XIX. yüzyılın ikinci yarısından itibaren Suriçi bölgesinde büyük yangınlar sonrası ortaya çıkan boşluklar yeni bir anlayış ile iskâna açılır. Bundan böyle mümkün olduğu kadar çıkmaz sokak oluşumuna izin verilmez. Cadde ve sokakların birbirini dik kestiği genelde Hippodamus planı denilen ızgara benzeri bir yerleşim düzeni tercih edilir. Radikal bir karar olan bu anlayış, şehrin yerleşim düzeninin ve mahalle anlayışının büyük oranda değişimine yol açar.
Örneğin; Atikali ve Altımermer mahallelerinin 1880 ile 1960 yıllarındaki yerleşim düzenleri arasında büyük bir anlayış farkının ortaya çıktığını görürüz. (Resim: 2-3) Yerleşim düzenindeki bu radikal değişiklik elbette ki mahalle anlayışını yok eden en önemli faktördür. Tek ve en fazla üç kattan oluşan geleneksel yapı anlayışı yerini çok katlı apartmanlara bırakmaya başlar.
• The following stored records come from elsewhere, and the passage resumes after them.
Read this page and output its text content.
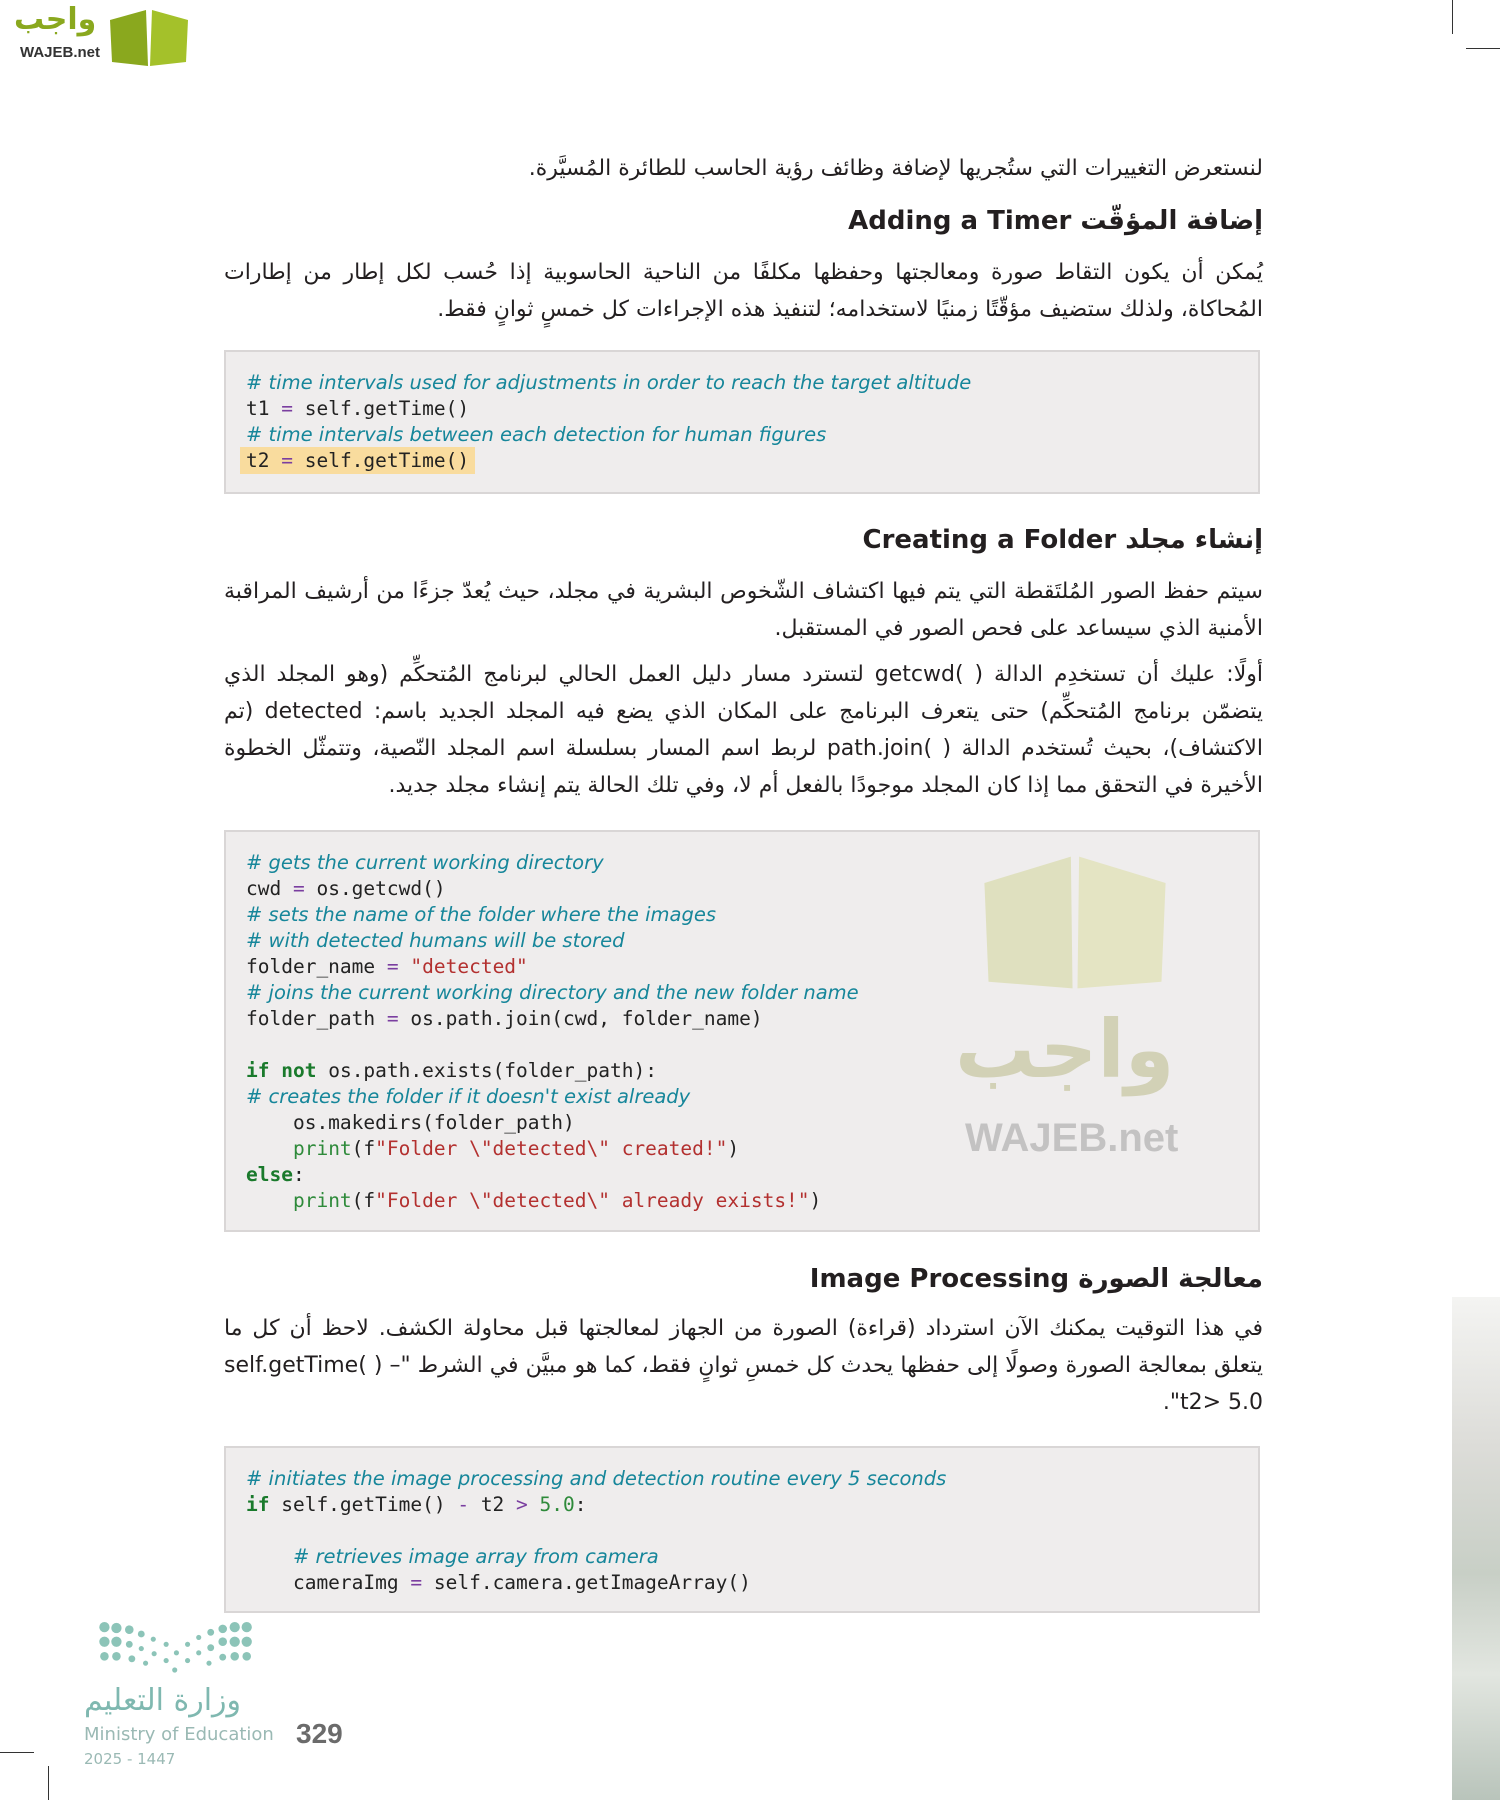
واجب
WAJEB.net
لنستعرض التغييرات التي ستُجريها لإضافة وظائف رؤية الحاسب للطائرة المُسيَّرة.
إضافة المؤقّت Adding a Timer
يُمكن أن يكون التقاط صورة ومعالجتها وحفظها مكلفًا من الناحية الحاسوبية إذا حُسب لكل إطار من إطارات المُحاكاة، ولذلك ستضيف مؤقّتًا زمنيًا لاستخدامه؛ لتنفيذ هذه الإجراءات كل خمسٍ ثوانٍ فقط.
# time intervals used for adjustments in order to reach the target altitude
t1 = self.getTime()
# time intervals between each detection for human figures
t2 = self.getTime()
إنشاء مجلد Creating a Folder
سيتم حفظ الصور المُلتَقطة التي يتم فيها اكتشاف الشّخوص البشرية في مجلد، حيث يُعدّ جزءًا من أرشيف المراقبة الأمنية الذي سيساعد على فحص الصور في المستقبل.
أولًا: عليك أن تستخدِم الدالة ( )getcwd لتسترد مسار دليل العمل الحالي لبرنامج المُتحكِّم (وهو المجلد الذي يتضمّن برنامج المُتحكِّم) حتى يتعرف البرنامج على المكان الذي يضع فيه المجلد الجديد باسم: detected (تم الاكتشاف)، بحيث تُستخدم الدالة ( )path.join لربط اسم المسار بسلسلة اسم المجلد النّصية، وتتمثّل الخطوة الأخيرة في التحقق مما إذا كان المجلد موجودًا بالفعل أم لا، وفي تلك الحالة يتم إنشاء مجلد جديد.
# gets the current working directory
cwd = os.getcwd()
# sets the name of the folder where the images
# with detected humans will be stored
folder_name = "detected"
# joins the current working directory and the new folder name
folder_path = os.path.join(cwd, folder_name)
if not os.path.exists(folder_path):
# creates the folder if it doesn't exist already
os.makedirs(folder_path)
print(f"Folder \"detected\" created!")
else:
print(f"Folder \"detected\" already exists!")
واجب
WAJEB.net
معالجة الصورة Image Processing
في هذا التوقيت يمكنك الآن استرداد (قراءة) الصورة من الجهاز لمعالجتها قبل محاولة الكشف. لاحظ أن كل ما يتعلق بمعالجة الصورة وصولًا إلى حفظها يحدث كل خمسِ ثوانٍ فقط، كما هو مبيَّن في الشرط "self.getTime( ) – t2> 5.0".
# initiates the image processing and detection routine every 5 seconds
if self.getTime() - t2 > 5.0:
# retrieves image array from camera
cameraImg = self.camera.getImageArray()
وزارة التعليم
Ministry of Education
2025 - 1447
329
Diğer yandan Moltke’nin önerisi dahil, hemen hemen tüm imar planları çok sayıda tepe ve vadiden oluşan Suriçi’nin topoğrafik yapısını görmezden gelen düzenlemelerdir. Batı şehirlerinin büyük bir bölümü düz arazilerde kuruludur. Bu nedenle çizgi halinde yollar yapmak mümkündür. Hâlbuki bizim geleneksel yerleşim alanlarımız, yamaçlarda, tepe ve vadiler arasındaki bölgelerde oluşmuş olup, tabiata uyumlu olarak gerçekleşmiştir. Düz bir alanda uygulanabilen plan anlayışının önerilmesi pek çok sakıncayı gündeme getirmiş olup, bu plan anlayışı gelişen ve iskân alanlarına ihtiyaç duyan şehirlerimizin ovalarda, tarım alanlarında büyümelerine yol açmıştır. Şehir yerleşimlerinde meydana gelen bu radikal değişiklik, önce komşuluk ilişkilerini zedelemiş, daha sonra ise mahalle anlayışının yok olmasına neden olmuştur.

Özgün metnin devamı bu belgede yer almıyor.